Tuesday, July 23, 2013

Cicero's Census

I've read that your brian is so pworeufl, taht it can raed scnetnees wtih mxied up wrods as lnog as the frsit and lsat ltetres are in the rghit palce.  Reading very poor handwriting is a challenge big enough for the Great and Powerful Wizard of Oz.  The numerous possibilities of finding a very poorly misspelled name can be a daunting task.  Huge black ink smears and torn holes in an original document cannot be fixed to create a microfilm copy.  The names that appear and disappear each decade create more questions for us.  Who hasn't had these kinds of problems with census records?

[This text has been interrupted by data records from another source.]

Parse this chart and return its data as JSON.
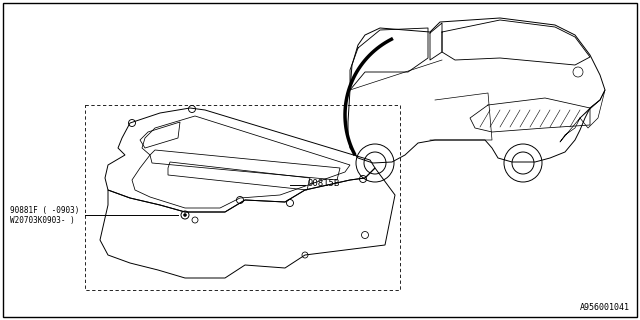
{
  "background_color": "#ffffff",
  "border_color": "#000000",
  "part_label_1": "90815B",
  "part_label_2": "90881F ( -0903)",
  "part_label_3": "W20703K0903- )",
  "catalog_number": "A956001041",
  "fig_width": 6.4,
  "fig_height": 3.2,
  "dpi": 100
}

My luck with finding census records really has been pretty good.  The Edith Abbott Memorial Library here in Grand Island has them from 1860 (territorial) to 1930 on microfilm for the entire state of Nebraska.  Two branches of my family had moved here by 1880, all but one by 1900.  I was able to get all of my direct ancestors Nebraska enumerations searching microfilm before they were online anywhere.  Other states took a little cash.  Through both the library and GI's Family History Center, I ordered in some census records from Kentucky and Illinois.  And most of the rest of the census records for my direct ancestors, at least back to 1850, I have found online.

In my BELL line I'm missing a couple records.  My great-grandfather, Cicero BELL, was born in 1869.  The 1870 Wayne County, Kentucky census shows him with his mother, Martha BELL (who was never married) and her parents.  Martha was the daughter of John Silas BELL and Ruth SIMPSON.  


I'm glad I didn't have to rely on Ancestry for this one, they have the name there indexed as "Simon C".  Will you all believe along with me that the name is written S.I.S.E.R.O.W. C.???

By 1880, Martha had had 2 more children, John William and Laura.  John Silas died in 1878.  I still have not been able to find Ruth, Martha or her children anywhere, not even with Martha's siblings.  I have searched the whole county page by page and even used the Soundex.  The 1880 soundex indexed only the households with children 10 years of age or younger.  I searched it for B400 in Kentucky and still didn't find Cicero, who would have been 11, or John William who would have been about 6 and Laura just 1.  Did they not get counted?  Did you see the movie "O Brother, Where Art Thou?"?  Did you hear the kid with the shotgun say "I nicked the census taker"?  Seriously, I think maybe a household with an unmarried woman with 3 children may have evaded the census taker... somehow.

In 1930, my problem is with the information provided - or the lack of.  The closest person I can find that could be my Grandpa James Stanley BELL is one in Joliet, Illinois - listed as James S. Bell, age unknown, birth place unknown, birth place of parents unknown.  This guy didn't even have an occupation.  He was a Lodger listed with William Gladders' family, I don't know of any connection to this man or his family.  I tried to contact someone who had this family in a Rootsweb World Connect Tree, but got no response.  My mom knew that before he married, Grandpa moved around and did odd jobs, but she didn't think he was ever as far from Nebraska as Illinois.  Just how would I go about finding more information about this person with so little to go on?  If he didn't get arrested, I think I'm out of luck!  

What I have found writing this blog is that it gets me doing research on these people again.  I read through my old information again and search for names I haven't in a while.  Maybe something will come up this time!  How badly misspelled do you think Cicero can get?